Un Hyundai color mercurio
El tipo ha estacionado en doble fila y a mitad de cuadra su Hyundai plateado tamaño jeep de combate recién salido de la concesionaria. Habla por un minicelular que casi desaparece entre sus dedos gruesos. Cuando vuelvo del kiosco, le ha pasado el celular a la mujer que está sentada junto a él en el auto, o como se llame ese vehículo gigantesco que ocupa gran parte de la calzada, justo frente a mi casa.

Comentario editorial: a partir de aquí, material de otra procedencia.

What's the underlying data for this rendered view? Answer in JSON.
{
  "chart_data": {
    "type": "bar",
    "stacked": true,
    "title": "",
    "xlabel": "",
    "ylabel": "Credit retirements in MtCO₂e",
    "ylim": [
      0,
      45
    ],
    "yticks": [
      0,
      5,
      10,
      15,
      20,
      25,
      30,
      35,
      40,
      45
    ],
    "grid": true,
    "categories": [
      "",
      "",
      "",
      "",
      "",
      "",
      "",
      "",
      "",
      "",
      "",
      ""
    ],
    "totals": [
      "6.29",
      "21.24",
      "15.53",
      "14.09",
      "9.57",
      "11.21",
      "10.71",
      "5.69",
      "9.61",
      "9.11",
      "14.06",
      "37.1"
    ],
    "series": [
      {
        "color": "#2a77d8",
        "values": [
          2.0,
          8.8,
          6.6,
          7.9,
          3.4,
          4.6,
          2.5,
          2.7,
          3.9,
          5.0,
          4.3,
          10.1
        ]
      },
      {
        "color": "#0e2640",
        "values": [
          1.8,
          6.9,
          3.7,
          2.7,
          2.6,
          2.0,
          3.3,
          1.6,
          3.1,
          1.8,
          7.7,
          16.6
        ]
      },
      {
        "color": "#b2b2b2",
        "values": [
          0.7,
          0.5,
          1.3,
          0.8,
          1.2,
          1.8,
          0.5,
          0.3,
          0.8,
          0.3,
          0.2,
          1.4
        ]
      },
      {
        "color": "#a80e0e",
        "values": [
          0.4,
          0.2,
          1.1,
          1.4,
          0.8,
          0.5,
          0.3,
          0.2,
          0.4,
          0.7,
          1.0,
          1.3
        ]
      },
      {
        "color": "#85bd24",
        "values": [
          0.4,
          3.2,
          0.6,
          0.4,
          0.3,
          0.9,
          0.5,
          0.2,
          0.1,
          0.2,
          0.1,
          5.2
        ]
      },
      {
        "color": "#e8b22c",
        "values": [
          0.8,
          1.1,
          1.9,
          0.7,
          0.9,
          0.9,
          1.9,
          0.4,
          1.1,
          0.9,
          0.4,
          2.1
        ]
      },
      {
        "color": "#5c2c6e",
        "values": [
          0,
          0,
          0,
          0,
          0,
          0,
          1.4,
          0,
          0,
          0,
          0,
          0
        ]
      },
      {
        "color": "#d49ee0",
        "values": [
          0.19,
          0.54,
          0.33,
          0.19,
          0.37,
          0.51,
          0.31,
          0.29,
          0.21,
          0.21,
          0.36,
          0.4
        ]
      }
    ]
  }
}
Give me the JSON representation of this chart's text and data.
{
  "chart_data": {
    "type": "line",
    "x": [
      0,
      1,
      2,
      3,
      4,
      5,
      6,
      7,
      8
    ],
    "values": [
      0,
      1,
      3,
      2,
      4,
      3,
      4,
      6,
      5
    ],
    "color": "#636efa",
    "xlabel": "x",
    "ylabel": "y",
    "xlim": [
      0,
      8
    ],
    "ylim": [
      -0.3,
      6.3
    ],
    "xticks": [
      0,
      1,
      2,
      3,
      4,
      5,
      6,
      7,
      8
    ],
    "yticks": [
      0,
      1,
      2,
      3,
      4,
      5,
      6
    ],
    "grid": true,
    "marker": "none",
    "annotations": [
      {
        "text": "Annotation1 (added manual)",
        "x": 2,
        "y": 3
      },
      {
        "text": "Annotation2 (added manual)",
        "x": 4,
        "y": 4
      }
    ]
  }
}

Termino el sandwich de miga que me compré, y cuando trato de pedir más comida por teléfono, me doy cuenta de que dejé conectado el server. Lo desconecto, llamo a la rotisería y me entero de que es demasiado tarde para pedir comida. Salgo a comprar fiambre y pan para hacer más sandwiches, y me encuentro precisamente con eso que hubiera preferido no salir para no tener que volver a ver: el Hyundai, vacío, frenado, en doble fila, puesto ahí con una prepotencia que -según intuyo- comparte una tozudez común con la crueldad de cualquier torturador. Me alegro de no tener auto, de no tenerlo estacionado frente a mi casa, de no tener que sacarlo justo ahora. Me alegro de que me haya sido ahorrada semejante pesadilla: la de tener que pelear, sin aflojar, contra un tipo que por fin logró hacer plata, que de pronto tiene poder y que se siente impune, amparado internamente -como debe de estarlo- en la ausencia de culpa producto de la súbita coherencia entre su yo ideal y su yo real.
Vuelvo de la granjita con mi pan y mi fiambre y el Hyundai ha desaparecido. La calle está silenciosa sin su espejismo terrible del color del mercurio.